Date of Award

Fall 1996

Project Type

Dissertation

Program or Major

Zoology

Degree Name

Doctor of Philosophy

First Advisor

Larry G Harris

Abstract

Tenellia adspersa is a small (5-7 mm) estuarine nudibranch. Tenellia lives in a highly variable environment and feeds on many gymnoblastic and calyptoblastic hydroids. I undertook a field study at four sites in the Great Bay Estuary (Durham, New Hampshire) to assess the amount of variability in abiotic and biotic factors. Environmental parameters (temperature and salinity) and the availability of hydroid prey (Cordyolophora lacustris and Obelia spp.) varied within the generation time of Tenellia and could affect its life history.

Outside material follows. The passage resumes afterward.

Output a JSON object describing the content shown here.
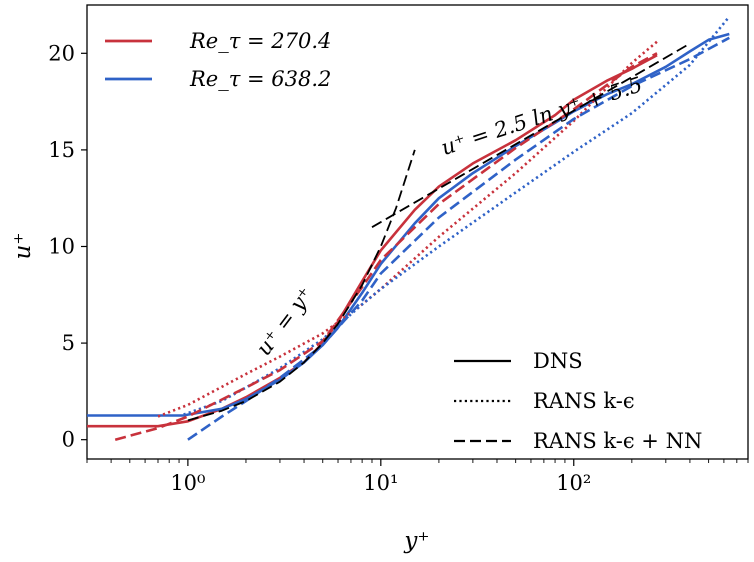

Laboratory studies compared the growth rate of the hydroid, Cordylophora to the growth rate and predation rate of Tenellia. The results suggested that Tenellia could exhaust its food supply within a single generation, depending on initial colony size. Demographic studies comparing nudibranch life history reared on two common hydroids (Cordylophora and Obelia) found that Tenellia could vary its life history (age and size at maturity) in response to differences in hydroid species.

Tenellia displays poecilogony (more than one developmental mode). Proximate environmental sources were investigated in an examination of the effect of adult nutritional state on reproductive output, offspring development, survival and growth. I compared nudibranchs provided with an ad libitum diet of Cordylophora to individuals starved up to four days. Development was plastic; eggs from the same spawn produced veligers that either hatched as non-feeding swimming larvae or metamorphosed within the capsule, hatching as benthic juveniles. This strategy was dependent on egg size, with eggs larger than 125 $\mu$m hatching as benthic juveniles. Adult nutritional state affected egg size and the frequency at which the two developmental modes were expressed. Five to 20 percent of the eggs within a spawn hatched as benthic juveniles under well-fed conditions. In contrast, all of the eggs within a spawn hatched as swimming larvae and metamorphosed into smaller juveniles under starvation conditions. However, adult starvation did not affect juvenile growth and survival, suggesting that any cost associated with maternal investment were confined to the pre-metamorphic stages. Furthermore, these results suggested that the plastic developmental strategy employed by Tenellia may represent a bet-hedging strategy allowing Tenellia to survive and reproduce in an unpredictable estuarine environment.